Stuart Burns is aging horribly along with his world view. When not keeping his son away from choking hazards he sometimes plays video games and writes about them.



  • Stuart Burns

    I will say that it’s my opinion that Infinite Crisis didn’t bring enough to the table that was new. It really feels like the battle-lines are already drawn: you have DotA 2, League of Legends, Smite, and Heroes of the Storm. Each one is radically different from the other and appeals to different crowds. It appears as though the games that are eager to fall in line with existing MOBA’s rather than do their own thing do not thrive.

    Are MOBA’s the new MMORPG?

  • Ricardo Lima

    Theres only so much of the same the market can play and support . But i liked this one specially the looks.

  • cyto lpagtr

    every game genre that makes billions will become the next big genre, its the business that decides that, investors want a piece of the next biggest rage

  • DynastyStar

    I don’t think I know much about Infinite Crisis, but this is turning into a messy situation for the MOBA scene. With so many MOBAs failing, I fully expect a downfall in the amount of MOBAs that are coming out. We’ll probably continue to have our LoL and our DOTA 2 and whatever other popular MOBA you enjoy that you can’t forsee failing, but I think developers are going to be cautious on if they make a MOBA, and if they do, they’re gonna have to seperate themselves apart from the rest. It might mean that they will have to go with a different business model. There’s not that many boxed MOBAs(that is to say, you buy the game and you have everything rather than being free-to-play), so maybe thats bound to be a route they’ll go down, and they’ll continue to develop the game with DLCs or something.

  • SevTheBear

    There is way to many MOBA games as it is. So it comes as no surprise that some of them shuts down.

  • SevTheBear

    It would seem so. Easy to make and simple to play.

  • Garbagio Dumpsterino

    I agree. I can’t see Smite going anywhere specifically because it does stand out from LoL and Dota 2.

  • Stuart Burns

    I had a good time with it. Sometimes it could be frustrating, but I played it when I didn’t want to have to take a game seriously.

  • Stuart Burns

    As I said, I really think that you’ve got your big 4. DotA 2, League of Legends, Heroes of the Storm, and Smite. I think they’re different enough from one another to have their own niche audience.

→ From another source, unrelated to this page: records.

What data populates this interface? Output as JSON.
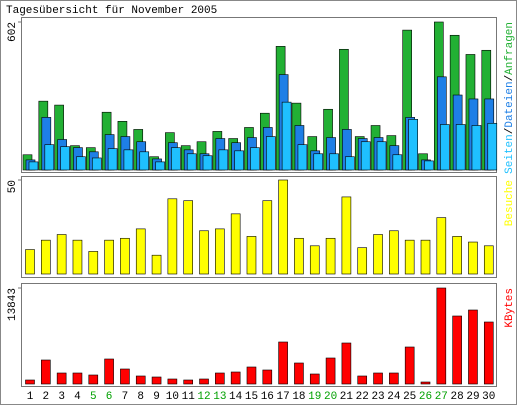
{
  "chart_data": [
    {
      "type": "bar",
      "title": "Tagesübersicht für November 2005",
      "ylim": [
        0,
        602
      ],
      "yticks": [
        602
      ],
      "legend_separator": "/",
      "series": [
        {
          "name": "Seiten",
          "color": "#1fc0ff",
          "values": [
            33,
            103,
            95,
            54,
            49,
            87,
            82,
            74,
            33,
            91,
            66,
            58,
            82,
            78,
            91,
            136,
            276,
            103,
            66,
            66,
            54,
            115,
            115,
            62,
            206,
            37,
            185,
            185,
            181,
            190
          ]
        },
        {
          "name": "Dateien",
          "color": "#1e7fe6",
          "values": [
            41,
            214,
            124,
            91,
            74,
            144,
            136,
            115,
            45,
            111,
            82,
            66,
            128,
            111,
            132,
            173,
            388,
            181,
            78,
            132,
            165,
            128,
            132,
            99,
            214,
            41,
            379,
            305,
            289,
            289
          ]
        },
        {
          "name": "Anfragen",
          "color": "#22b034",
          "values": [
            62,
            280,
            264,
            99,
            91,
            235,
            198,
            165,
            54,
            152,
            99,
            115,
            157,
            128,
            173,
            231,
            503,
            272,
            136,
            247,
            491,
            136,
            181,
            140,
            569,
            66,
            602,
            548,
            470,
            487
          ]
        }
      ]
    },
    {
      "type": "bar",
      "ylim": [
        0,
        50
      ],
      "yticks": [
        50
      ],
      "series": [
        {
          "name": "Besuche",
          "color": "#ffff00",
          "values": [
            13,
            18,
            21,
            18,
            12,
            18,
            19,
            24,
            10,
            40,
            39,
            23,
            24,
            32,
            20,
            39,
            50,
            19,
            15,
            19,
            41,
            14,
            21,
            23,
            18,
            18,
            30,
            20,
            17,
            15
          ]
        }
      ]
    },
    {
      "type": "bar",
      "ylim": [
        0,
        13843
      ],
      "yticks": [
        13843
      ],
      "categories": [
        "1",
        "2",
        "3",
        "4",
        "5",
        "6",
        "7",
        "8",
        "9",
        "10",
        "11",
        "12",
        "13",
        "14",
        "15",
        "16",
        "17",
        "18",
        "19",
        "20",
        "21",
        "22",
        "23",
        "24",
        "25",
        "26",
        "27",
        "28",
        "29",
        "30"
      ],
      "category_color": "#000000",
      "highlight_color": "#00a000",
      "highlight_indices": [
        4,
        5,
        11,
        12,
        18,
        19,
        25,
        26
      ],
      "series": [
        {
          "name": "KBytes",
          "color": "#ff0000",
          "values": [
            577,
            3461,
            1586,
            1586,
            1298,
            3605,
            2163,
            1154,
            1009,
            721,
            577,
            721,
            1586,
            1730,
            2451,
            2019,
            6056,
            3028,
            1442,
            3749,
            5912,
            1154,
            1586,
            1586,
            5335,
            288,
            13843,
            9805,
            10670,
            8940
          ]
        }
      ]
    }
  ]
}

    Most other MOBA’s that have released appear to be derivative of those four, barring the recently released HotS. I would be surprised if we saw many more incursions into the genre without there being innovation. Too many stock MMO’s have died now to really try to do the WoW-clone thing.

  • DynastyStar

    Yet WoW-clones continue to continuously come out. Companies will continue to try to ride off of the success of others. It doesn’t matter if a game is a shitty mobile clone of another game, the latest WoW-clone, or a derivative MOBA. They just try to pump one out anyways and hope that they’re the exception or that they can somehow surprise what already exists.

  • Stuart Burns

    Seems sort of a lemmings strategy, to be honest.

  • Cred

    something tells me we will see a few more random mobas pop out of nowhere, fail, and then we won’t see many of them again for a while
    and then there will be a new genre that becomes the it genre which everyone tries to get in and the cycle starts again

  • Nathaniel Plain

    The thing with MMOs is that most ship with an upfront purchase and a subscription fee, and if they do poorly, rely completely on the upfront purchase then the release of paid for DLC and expansions.

    Most MOBAs are released FTP, with the community driving everything. If the community is small, or the income from the community is small, then you will just shut it down.